Knowable to foregoing description, water upper controller receives and judges according to water flow velocity data, and whether current monitoring point It is suitable for the setting that harvester under water carries out the collecting work of water quality information, it is achieved that the safeguard protection to whole monitoring system, And improve the accuracy of the water quality data collected, simultaneously along the service life having grown monitoring system.

For better illustrating the method, embodiments of the invention five provide a kind of concrete application of above-mentioned monitoring method Example.Seeing Fig. 5 to 7, the example of chpn monitoring method specifically includes following content:

Seeing Fig. 5, the data that sensor group gathers send into fuzzy controller through A/D conversion, and data are treated by exact value The fuzzy fuzzy value that turns to is to determine suitable Indistinct Input amount, and in this example, by water level deviation, water level deviation variation rate is as fuzzy Input quantity；And determine corresponding fuzzy set, membership function, degree of membership, domain and quantizing factor；

Use Mamadani look-up table to carry out fuzzy reasoning, Indistinct Input amount is carried out with the control rule table prestored Coupling, obtains the rotating speed of the fuzzy control output V matched with control rule table, i.e. motor, turns to.

Use MIN-MAX centroid method to carry out fuzzy decision, by fuzzy control output anti fuzzy method for controlling output, make Fuzzy quantity is converted into precise volume.

Control output through D/A conversion output to lifting actuator, control motor with different rotating speeds and direction band Different distance is moved in dynamic underwater sealing cabin, meanwhile, the current water quality information of sensor acquisition, input fuzzy controller as feedback quantity After, controller produces amount trimmed, such that it is able to accurately control position, it is achieved closed loop control.
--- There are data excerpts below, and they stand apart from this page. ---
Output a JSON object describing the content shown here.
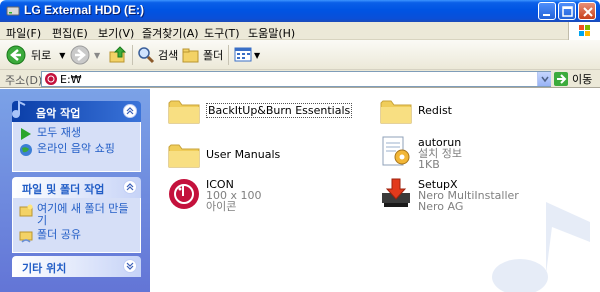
{
  "window": {
    "title": "LG External HDD (E:)"
  },
  "menu": [
    "파일(F)",
    "편집(E)",
    "보기(V)",
    "즐겨찾기(A)",
    "도구(T)",
    "도움말(H)"
  ],
  "toolbar": {
    "back_label": "뒤로",
    "search_label": "검색",
    "folders_label": "폴더"
  },
  "address": {
    "label": "주소(D)",
    "value": "E:₩",
    "go_label": "이동"
  },
  "taskpane": {
    "music": {
      "title": "음악 작업",
      "items": [
        "모두 재생",
        "온라인 음악 쇼핑"
      ]
    },
    "file_folder": {
      "title": "파일 및 폴더 작업",
      "items": [
        "여기에 새 폴더 만들기",
        "폴더 공유"
      ]
    },
    "other": {
      "title": "기타 위치"
    }
  },
  "files": [
    {
      "name": "BackItUp&Burn Essentials",
      "type": "folder"
    },
    {
      "name": "Redist",
      "type": "folder"
    },
    {
      "name": "User Manuals",
      "type": "folder"
    },
    {
      "name": "autorun",
      "sub1": "설치 정보",
      "sub2": "1KB",
      "type": "ini"
    },
    {
      "name": "ICON",
      "sub1": "100 x 100",
      "sub2": "아이콘",
      "type": "icon"
    },
    {
      "name": "SetupX",
      "sub1": "Nero MultiInstaller",
      "sub2": "Nero AG",
      "type": "setup"
    }
  ]
}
See Fig. 6, the example of monitoring method to implement process as follows:

(1) level sensor in harvester gathers current level information and transmits to water upper controller under water.Monolithic Current measurement value is sent into fuzzy controller by machine, calls FUZZY ALGORITHMS FOR CONTROL program 1, sends control output V and drives stepping electricity Machine rotates and makes harvester under water move downwardly to the n-th monitoring point (1 < n) and gather the flow velocity of this point.Flow velocity is sent into and controls Device, caller 2 judges whether harvester can gather data under water.If cannot, harvester enters and waits the most under water Pattern or hedging pattern, again move to monitoring point when flow velocity is suitable for and gathers data and gather data.It addition, monitor first O'clock as the starting point of the first water layer.

(2) when the n-th monitoring point collection hydrologic parameter completes, this water layer the 1st monitoring point is calculated each to the n-th monitoring point water quality The meansquaredeviationσ n of item parameter, and carry out the data collection task at (n+1)th monitoring point successively.

(3) when the (n+1)th monitoring point has gathered, the 1st monitoring point calculating each water layer is each to the (n+1)th monitoring point water quality The meansquaredeviationσ n+1 of parameter, compares front n monitoring point each parameter with the water quality of front n+1 monitoring point mean square of this water layer Difference.When setting value D that | σ n+1-σ n | presets less than each parameter of water quality, harvester is by repeat the above steps under water, adopts successively Collect next each parameter of water quality setting monitoring point；When setting value D that | σ n+1-σ n | presets more than each parameter of water quality, then by n-th Individual monitoring point is as the end point of this water layer, and stores the data of all monitoring points of this water layer to data storage cell.With Time, using (n+1)th monitoring point as the 1st monitoring point of next water layer, and reduce preset water level difference to reduce the position of monitoring point Interval increases the monitoring point number preset between monitoring point.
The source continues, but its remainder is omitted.